Nvidia just confirmed it's taking orders from China again, and Jensen Huang betting on OpenClaw tells you everything about where the AI arms race is actually happening.

The Summary

  • Nvidia is now receiving orders from China and ramping production of H200 chips, signaling a thaw in export restrictions or clever workarounds
  • Jensen Huang called OpenClaw "the next ChatGPT," immediately pumping Chinese AI stocks and validating China's homegrown AI ecosystem
  • The timing matters: this isn't just about chips, it's about who controls the infrastructure layer for autonomous agents

The Signal

For two years, the U.S. tried to kneecap China's AI ambitions by blocking advanced chip exports. Nvidia's confirmation that Chinese orders are flowing again means one of three things happened: Washington blinked, Nvidia found compliant chip designs that thread the regulatory needle, or Chinese buyers are routing orders through third countries. None of these options are comforting if you believed export controls would create a durable moat.

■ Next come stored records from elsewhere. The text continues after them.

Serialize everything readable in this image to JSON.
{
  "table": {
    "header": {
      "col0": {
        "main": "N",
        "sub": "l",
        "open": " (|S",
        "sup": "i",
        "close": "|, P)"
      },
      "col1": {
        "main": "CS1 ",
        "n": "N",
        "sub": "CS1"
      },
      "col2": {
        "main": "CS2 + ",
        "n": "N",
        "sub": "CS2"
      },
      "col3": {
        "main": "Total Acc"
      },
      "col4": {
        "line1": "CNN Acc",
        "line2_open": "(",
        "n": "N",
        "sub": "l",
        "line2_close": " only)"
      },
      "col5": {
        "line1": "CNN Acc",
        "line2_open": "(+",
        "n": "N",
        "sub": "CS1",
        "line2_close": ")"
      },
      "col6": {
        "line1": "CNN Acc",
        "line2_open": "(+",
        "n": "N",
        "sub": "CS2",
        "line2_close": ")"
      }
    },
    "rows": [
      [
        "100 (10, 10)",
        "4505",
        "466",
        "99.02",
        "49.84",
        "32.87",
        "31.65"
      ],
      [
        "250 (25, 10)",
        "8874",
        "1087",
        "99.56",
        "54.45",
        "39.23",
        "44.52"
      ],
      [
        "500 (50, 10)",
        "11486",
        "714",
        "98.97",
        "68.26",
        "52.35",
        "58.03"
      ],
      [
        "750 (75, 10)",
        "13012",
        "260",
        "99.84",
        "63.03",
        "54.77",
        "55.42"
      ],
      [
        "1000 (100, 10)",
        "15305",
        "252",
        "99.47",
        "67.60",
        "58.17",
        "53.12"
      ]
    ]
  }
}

The H200 ramp is the technical story, but Huang's OpenClaw endorsement is the strategic one. OpenClaw is China's answer to ChatGPT, built on Chinese infrastructure, trained on Chinese data, optimized for Chinese language models. When the CEO of the world's most valuable AI company calls it "the next ChatGPT," he's not making a product review. He's reading the geopolitical map and deciding Nvidia can't afford to sit out the Chinese market while homegrown competitors like Huawei's Ascend chips gain traction.

This is the agent economy splitting into parallel stacks. Western enterprises will run agentic workflows on OpenAI, Anthropic, and Google models. Chinese enterprises will run them on OpenClaw, Baidu, and Alibaba models. Both need chips. Both need inference at scale. Nvidia just decided it's playing both sides, and the stock market reaction to Chinese AI companies suggests investors think that's the right call.

The real question isn't whether Nvidia can sell to China. It's whether the agent economy fragments into incompatible regional blocs, or whether the economics of training and inference force a common substrate. Right now, bet on fragmentation.

The Implication

If you're building AI products, assume your Chinese competitors just got a serious compute boost. If you're investing in AI infrastructure, watch how quickly Chinese labs close the capability gap now that H200s are in play. And if you're in policy circles still pretending export controls are working, this is your wake-up call. The global agent economy isn't waiting for permission. It's routing around restrictions and building parallel realities.